Summary In most situations, complete circadian adjustment is not recommended for night workers. With complete adjustment, workers experience circadian misalignment when returning on a day‐active schedule, causing repeated circadian phase
shifts and internal desynchrony. For this reason, partial circadian realignment was proposed as a good compromise to stabilize internal circadian rhythms in night shift workers. However, the extent of partial circadian adjustment necessary to improve sleep and vigilance quality is still a
matter of debate. In this study, the effects of small but statistically significant partial circadian adjustments on sleep and vigilance quality were assessed in a laboratory simulation of night work to determine whether they were also of clinical significance.
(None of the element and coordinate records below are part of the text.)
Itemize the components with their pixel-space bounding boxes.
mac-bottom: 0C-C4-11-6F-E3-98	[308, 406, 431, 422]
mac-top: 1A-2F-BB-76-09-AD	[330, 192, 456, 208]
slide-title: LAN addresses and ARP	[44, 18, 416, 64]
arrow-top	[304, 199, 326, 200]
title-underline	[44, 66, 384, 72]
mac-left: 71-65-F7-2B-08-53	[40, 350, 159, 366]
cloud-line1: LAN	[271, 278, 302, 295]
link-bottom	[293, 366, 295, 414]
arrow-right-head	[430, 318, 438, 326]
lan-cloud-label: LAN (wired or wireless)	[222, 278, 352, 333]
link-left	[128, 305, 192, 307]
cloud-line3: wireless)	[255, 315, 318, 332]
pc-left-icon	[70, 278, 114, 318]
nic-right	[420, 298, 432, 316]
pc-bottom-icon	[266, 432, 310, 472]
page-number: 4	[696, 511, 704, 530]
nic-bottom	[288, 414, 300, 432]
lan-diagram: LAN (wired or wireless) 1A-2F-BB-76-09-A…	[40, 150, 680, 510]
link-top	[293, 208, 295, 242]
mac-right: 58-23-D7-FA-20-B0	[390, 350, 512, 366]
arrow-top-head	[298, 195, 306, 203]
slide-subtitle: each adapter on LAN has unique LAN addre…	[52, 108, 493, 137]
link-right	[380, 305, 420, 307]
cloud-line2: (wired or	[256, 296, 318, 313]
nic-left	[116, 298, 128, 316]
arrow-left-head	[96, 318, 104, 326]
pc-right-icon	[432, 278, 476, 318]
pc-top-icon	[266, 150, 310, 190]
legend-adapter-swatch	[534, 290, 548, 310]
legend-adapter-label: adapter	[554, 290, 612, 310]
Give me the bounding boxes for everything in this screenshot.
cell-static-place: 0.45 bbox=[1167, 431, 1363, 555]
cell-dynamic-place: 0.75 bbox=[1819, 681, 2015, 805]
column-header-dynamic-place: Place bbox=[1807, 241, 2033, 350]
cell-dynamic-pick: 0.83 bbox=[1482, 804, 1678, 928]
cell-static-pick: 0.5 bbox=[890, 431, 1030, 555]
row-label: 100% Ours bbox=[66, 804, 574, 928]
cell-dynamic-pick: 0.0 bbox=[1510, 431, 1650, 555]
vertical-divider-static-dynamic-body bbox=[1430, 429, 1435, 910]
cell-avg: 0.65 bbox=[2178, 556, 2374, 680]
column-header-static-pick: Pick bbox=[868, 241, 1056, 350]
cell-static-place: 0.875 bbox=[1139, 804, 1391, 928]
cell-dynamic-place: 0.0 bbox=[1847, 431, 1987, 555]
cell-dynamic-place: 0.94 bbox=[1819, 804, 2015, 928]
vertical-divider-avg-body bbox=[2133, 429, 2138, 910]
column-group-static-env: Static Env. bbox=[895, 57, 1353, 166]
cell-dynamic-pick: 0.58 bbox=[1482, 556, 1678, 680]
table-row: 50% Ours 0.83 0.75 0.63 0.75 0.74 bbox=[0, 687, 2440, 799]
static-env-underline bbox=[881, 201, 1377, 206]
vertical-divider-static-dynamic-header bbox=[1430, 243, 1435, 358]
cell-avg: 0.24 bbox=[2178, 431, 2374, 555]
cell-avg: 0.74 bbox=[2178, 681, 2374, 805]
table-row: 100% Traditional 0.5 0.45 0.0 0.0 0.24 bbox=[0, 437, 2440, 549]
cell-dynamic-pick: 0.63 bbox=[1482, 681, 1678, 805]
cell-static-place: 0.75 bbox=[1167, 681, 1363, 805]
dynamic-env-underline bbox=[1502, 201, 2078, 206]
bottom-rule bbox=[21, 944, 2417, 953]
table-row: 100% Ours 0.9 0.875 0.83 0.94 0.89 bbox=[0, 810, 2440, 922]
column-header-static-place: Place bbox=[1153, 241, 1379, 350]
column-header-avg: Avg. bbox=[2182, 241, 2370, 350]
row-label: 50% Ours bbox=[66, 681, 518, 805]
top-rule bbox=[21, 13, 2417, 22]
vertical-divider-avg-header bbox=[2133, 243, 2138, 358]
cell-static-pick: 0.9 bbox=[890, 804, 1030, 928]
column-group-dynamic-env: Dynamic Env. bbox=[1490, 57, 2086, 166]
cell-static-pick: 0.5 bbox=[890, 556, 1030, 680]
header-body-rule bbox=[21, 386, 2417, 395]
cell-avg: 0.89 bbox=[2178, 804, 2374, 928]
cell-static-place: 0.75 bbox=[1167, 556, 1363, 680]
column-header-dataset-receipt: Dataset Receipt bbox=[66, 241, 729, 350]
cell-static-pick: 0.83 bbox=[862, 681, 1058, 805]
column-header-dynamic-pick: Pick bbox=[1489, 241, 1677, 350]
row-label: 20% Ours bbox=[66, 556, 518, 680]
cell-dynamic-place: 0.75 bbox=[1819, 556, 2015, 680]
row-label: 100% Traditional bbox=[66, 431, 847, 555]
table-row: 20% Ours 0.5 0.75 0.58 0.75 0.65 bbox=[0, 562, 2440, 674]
Partial adjustments obtained
by phase delay or by phase advance were quantified not only by the phase shift of dim light salivary melatonin onset, but also by the overlap of the episode of melatonin production with the sleep–wake cycle adopted during simulated night work. The effects on daytime sleep and night‐time
vigilance quality were modest. However, they suggest that even small adjustments by phase delay may decrease the accumulation of sleep debt, whereas the advance strategy improves subjective alertness and mood during night work. Furthermore, absolute phase shifts, by advance or by delay, were
associated with improved subjective alertness and mood during the night shift. These strategies need to be tested in the field, to determine whether they can be adapted to real‐life situations and provide effective support to night workers.